Symphony 2: The Odyssey
“Sing in me muses. Tell them the story of that man, who wandered for years”
These are the first lines of Homer’s most famous epos, the Odyssey, and the first lyrics of the choir in Alex Poelman’s second symphony. This symphony for concert band and choir consists of three movements, each fifteen minutes long. It depicts famous passages from Odysseus’ adventures.
Movement I: Telemachos
After the war of Troy, Odysseus was not favored by all gods. He got banished on an island with the beautiful nymph Kalypso. He longed for his family and homeland Ithaka. Kalypso did not want him to leave, neither did the gods. Athena, who had always supported Odysseus, begged her father and king of gods Zeus to let him go. Meanwhile on Ithaka the wife of Odysseus, Penelopea, had her home full of suitors. Suitors, all believing Odysseus was dead, wanted Penelopea as their wife. Penelopea played a trick on the suitors: she promised to marry one of them when she finished weaving a large cloth. Each night when all the suitors were asleep, she unpicked the cloth to make little progress. Telemachos, son of Odysseus, got visited by Athena. She told him Odysseus was still alive and urged him to find a ship to start looking for his father. While Telemachos started his search, Odysseus was set free by the gods. Kalypso, obeying the gods, helped him to build a raft to cross the ocean. With his homeland in sight large waves knocked him of his vessel. Poseidon, god of the oceans, had sighted him and was determined to not let Odysseus reach Ithaka. Odysseus washed ashore half-drowned and fell asleep.
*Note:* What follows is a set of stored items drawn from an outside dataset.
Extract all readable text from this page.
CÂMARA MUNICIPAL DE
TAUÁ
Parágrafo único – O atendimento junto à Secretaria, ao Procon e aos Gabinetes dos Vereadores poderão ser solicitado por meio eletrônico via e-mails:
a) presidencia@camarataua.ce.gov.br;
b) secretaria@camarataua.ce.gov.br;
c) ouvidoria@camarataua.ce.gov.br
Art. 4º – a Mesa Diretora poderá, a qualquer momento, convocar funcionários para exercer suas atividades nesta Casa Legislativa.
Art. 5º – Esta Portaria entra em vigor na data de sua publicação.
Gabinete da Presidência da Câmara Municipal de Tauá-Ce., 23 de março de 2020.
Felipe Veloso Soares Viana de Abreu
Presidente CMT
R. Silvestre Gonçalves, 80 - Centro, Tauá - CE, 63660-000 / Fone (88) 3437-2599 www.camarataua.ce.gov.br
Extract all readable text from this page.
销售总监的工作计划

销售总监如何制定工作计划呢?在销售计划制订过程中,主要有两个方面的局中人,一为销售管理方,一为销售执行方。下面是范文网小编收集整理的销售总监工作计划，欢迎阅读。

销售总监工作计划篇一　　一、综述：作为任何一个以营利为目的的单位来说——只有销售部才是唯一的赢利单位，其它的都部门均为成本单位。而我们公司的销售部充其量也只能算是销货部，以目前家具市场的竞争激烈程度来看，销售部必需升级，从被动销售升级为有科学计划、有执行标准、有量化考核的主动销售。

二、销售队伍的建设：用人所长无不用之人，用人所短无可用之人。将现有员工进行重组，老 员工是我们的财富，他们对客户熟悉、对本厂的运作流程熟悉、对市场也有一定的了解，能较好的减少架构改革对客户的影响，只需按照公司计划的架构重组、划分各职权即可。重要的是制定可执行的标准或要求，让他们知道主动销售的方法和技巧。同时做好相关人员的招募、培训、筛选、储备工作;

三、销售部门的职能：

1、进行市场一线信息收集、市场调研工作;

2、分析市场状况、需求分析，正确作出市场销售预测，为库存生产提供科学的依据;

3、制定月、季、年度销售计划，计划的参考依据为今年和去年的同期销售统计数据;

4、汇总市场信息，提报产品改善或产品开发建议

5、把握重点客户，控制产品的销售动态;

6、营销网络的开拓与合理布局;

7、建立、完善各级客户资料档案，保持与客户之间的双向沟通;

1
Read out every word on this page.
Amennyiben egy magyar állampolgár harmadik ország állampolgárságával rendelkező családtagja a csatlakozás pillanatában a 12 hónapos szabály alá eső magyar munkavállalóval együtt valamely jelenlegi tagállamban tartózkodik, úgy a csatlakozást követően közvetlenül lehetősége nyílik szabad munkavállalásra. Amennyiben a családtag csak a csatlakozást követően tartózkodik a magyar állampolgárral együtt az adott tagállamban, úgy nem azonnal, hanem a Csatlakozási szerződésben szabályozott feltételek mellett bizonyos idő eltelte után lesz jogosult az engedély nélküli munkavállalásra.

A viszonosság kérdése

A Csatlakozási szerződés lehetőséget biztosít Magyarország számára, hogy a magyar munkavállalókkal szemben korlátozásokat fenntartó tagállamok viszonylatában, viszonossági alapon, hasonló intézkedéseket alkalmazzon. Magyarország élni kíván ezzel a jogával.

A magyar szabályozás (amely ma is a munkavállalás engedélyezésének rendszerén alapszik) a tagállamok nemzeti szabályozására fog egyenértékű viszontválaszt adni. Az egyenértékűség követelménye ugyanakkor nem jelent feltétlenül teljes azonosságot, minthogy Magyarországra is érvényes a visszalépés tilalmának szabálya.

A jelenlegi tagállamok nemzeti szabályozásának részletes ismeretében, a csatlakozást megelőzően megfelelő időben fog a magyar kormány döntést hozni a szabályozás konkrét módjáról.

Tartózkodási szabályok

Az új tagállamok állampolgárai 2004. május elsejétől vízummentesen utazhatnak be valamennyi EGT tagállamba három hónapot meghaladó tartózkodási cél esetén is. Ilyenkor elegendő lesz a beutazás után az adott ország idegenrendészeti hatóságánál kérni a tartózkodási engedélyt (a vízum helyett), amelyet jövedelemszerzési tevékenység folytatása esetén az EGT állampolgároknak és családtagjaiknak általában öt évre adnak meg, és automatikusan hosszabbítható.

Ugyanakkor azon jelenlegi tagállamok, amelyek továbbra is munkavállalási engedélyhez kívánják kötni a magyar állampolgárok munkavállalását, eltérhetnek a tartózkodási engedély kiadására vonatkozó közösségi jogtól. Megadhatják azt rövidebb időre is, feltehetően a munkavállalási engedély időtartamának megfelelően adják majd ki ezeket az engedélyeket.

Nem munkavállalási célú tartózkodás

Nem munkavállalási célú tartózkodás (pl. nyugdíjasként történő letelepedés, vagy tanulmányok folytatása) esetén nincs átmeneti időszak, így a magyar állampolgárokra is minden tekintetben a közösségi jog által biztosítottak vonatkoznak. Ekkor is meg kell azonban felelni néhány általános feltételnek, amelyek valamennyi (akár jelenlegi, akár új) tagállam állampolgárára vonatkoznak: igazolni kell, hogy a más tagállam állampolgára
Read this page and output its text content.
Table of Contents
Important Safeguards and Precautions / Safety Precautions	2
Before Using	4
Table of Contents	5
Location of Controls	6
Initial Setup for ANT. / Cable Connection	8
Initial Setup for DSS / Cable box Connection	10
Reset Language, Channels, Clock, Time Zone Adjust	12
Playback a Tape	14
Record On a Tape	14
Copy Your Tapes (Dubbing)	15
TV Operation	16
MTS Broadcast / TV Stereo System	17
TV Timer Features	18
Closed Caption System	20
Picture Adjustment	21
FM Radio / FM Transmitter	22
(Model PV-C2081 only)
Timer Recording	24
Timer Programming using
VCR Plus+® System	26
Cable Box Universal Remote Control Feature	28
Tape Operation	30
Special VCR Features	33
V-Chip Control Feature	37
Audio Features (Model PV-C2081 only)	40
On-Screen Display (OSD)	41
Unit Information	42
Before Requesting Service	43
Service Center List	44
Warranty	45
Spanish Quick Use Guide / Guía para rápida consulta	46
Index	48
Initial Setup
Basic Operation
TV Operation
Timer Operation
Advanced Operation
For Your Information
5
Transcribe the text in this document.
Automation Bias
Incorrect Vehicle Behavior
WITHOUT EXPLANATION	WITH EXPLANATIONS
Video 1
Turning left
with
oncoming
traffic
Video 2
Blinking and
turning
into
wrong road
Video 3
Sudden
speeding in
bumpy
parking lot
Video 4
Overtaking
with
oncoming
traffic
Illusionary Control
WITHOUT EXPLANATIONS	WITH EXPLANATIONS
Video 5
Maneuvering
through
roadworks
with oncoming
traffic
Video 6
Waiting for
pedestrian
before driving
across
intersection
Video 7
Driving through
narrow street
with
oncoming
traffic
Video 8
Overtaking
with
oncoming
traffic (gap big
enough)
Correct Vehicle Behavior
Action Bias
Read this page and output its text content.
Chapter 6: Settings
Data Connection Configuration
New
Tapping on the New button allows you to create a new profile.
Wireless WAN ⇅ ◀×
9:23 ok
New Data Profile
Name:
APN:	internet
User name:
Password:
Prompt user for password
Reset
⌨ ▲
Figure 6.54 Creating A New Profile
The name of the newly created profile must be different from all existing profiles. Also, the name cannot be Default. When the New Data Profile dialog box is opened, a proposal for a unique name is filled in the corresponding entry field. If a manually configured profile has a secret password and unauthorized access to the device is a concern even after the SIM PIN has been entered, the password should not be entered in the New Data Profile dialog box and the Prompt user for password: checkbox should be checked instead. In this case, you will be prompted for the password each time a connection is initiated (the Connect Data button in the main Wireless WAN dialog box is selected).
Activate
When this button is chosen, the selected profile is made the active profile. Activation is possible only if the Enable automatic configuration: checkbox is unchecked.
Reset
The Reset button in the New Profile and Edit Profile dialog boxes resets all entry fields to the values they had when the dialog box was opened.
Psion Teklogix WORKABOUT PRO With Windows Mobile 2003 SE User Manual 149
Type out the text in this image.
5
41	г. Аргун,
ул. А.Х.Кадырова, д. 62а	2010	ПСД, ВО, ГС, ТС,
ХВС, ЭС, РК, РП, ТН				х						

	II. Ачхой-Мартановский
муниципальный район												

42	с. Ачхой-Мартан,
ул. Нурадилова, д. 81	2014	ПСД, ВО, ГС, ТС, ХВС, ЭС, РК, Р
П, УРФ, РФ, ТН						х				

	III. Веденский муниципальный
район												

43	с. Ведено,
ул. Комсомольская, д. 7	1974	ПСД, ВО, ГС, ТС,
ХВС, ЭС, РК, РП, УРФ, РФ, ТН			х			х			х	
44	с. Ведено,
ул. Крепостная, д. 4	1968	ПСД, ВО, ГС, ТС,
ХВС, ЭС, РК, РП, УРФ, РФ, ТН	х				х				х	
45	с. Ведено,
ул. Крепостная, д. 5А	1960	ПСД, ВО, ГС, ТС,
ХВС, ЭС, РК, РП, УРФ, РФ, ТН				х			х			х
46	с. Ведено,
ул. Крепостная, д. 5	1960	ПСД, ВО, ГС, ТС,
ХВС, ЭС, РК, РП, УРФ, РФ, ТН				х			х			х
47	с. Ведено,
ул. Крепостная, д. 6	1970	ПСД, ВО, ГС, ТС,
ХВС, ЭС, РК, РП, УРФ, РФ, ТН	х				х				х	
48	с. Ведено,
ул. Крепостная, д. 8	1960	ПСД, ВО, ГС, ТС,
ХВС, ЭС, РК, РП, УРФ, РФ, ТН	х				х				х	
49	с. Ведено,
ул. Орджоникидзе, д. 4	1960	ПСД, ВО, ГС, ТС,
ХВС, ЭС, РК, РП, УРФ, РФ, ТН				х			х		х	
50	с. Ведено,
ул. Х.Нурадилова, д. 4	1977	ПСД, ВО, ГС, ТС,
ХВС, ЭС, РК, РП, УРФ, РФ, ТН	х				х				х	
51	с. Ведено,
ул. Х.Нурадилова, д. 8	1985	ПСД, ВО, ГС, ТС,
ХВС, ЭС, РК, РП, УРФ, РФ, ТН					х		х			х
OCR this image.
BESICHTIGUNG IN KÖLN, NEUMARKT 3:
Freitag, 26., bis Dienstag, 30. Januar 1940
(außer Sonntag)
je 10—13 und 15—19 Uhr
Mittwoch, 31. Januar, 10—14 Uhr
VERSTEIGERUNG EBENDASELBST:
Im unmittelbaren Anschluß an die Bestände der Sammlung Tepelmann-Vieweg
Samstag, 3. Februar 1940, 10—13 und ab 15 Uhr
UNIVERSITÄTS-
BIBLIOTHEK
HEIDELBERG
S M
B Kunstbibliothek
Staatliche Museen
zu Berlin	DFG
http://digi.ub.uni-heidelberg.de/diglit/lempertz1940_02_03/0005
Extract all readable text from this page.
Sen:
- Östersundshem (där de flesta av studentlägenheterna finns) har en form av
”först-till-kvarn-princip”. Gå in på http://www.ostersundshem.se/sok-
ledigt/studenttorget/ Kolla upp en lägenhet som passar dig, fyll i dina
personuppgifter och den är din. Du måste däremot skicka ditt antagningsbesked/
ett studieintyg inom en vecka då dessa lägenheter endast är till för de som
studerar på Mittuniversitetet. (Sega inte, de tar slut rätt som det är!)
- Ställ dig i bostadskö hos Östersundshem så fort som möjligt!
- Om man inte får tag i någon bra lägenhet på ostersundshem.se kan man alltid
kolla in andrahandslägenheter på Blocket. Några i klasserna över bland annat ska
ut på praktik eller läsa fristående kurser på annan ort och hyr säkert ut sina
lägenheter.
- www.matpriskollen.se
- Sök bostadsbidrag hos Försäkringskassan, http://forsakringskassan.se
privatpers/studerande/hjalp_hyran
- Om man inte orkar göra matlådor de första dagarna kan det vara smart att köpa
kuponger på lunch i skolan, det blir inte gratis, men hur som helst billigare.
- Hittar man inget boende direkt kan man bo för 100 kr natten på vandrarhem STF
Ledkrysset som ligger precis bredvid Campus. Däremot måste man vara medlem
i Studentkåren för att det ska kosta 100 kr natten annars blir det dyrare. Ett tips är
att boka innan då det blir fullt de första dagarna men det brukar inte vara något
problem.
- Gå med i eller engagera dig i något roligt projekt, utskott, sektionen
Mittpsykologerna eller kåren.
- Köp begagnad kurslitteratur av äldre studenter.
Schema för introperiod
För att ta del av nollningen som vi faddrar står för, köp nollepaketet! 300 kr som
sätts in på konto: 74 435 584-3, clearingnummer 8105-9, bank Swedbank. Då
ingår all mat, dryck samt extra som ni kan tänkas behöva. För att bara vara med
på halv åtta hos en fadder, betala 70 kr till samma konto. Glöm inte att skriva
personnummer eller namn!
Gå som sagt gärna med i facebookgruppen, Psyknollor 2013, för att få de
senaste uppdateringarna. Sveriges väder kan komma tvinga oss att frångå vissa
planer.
Movement II: Odysseus, the Storyteller
Odysseus was found by princess Nausicaa of the Phaeacians. She took him to her father, the king of the Phaeacians. He provided shelter and food, not knowing the broken man was no other than the war hero Odysseus. Late in the evening he asked Odysseus to reveal his identity and tell the story of how he ended up at the land of the Phaeacians. Odysseus told about his encounter with the Cyclops: a one-eyed giant. How he and his friends were caught in his cave and managed to set themselves free. He also told about the Sirens, mermaid like creates whose singing lured sailors to their doom. At the end of the night, the king ordered his sailors to bring Odysseus to his homeland. Vast asleep the master of Ithaka was laid down on his own beach. Athena cast a spell to cover Odysseus in mist, so he could rest in safety.
Movement III: Return to Ithaka
Waking up covered in mist Odysseus did not know where he was. He thought he had been tricked by the Phaeacians. But when Athena dispelled the mist he recognized his own beach and palm trees. Athena appeared and informed Odysseus about the suitors taking over his house and belongings. She transformed Odysseus into a beggar, as he should not be recognized by the men who betrayed him. Penelopea came up with another trick: “The man that strings this bow and shoots an arrow straight through the sockets of twelve axe heads is the one I will marry.” Each suitor tried to string the bow, none of them succeeded. Then the beggar gave it a try. He easily strung the bow and fired an arrow right through the axe head sockets. With help of Telemachos and Athena, he slaughtered all the suitors and hung all the servants that had betrayed him during his absence. Penelopea could not believe that this man was her long gone husband. She ordered a servant to move Odysseus’ bed to the hall. Odysseus responded: “Who has the strength to move my bed? I carved it from living wood and build the room around it!”. Penelopea rushed into his arms, knowing the king of Ithaka had returned.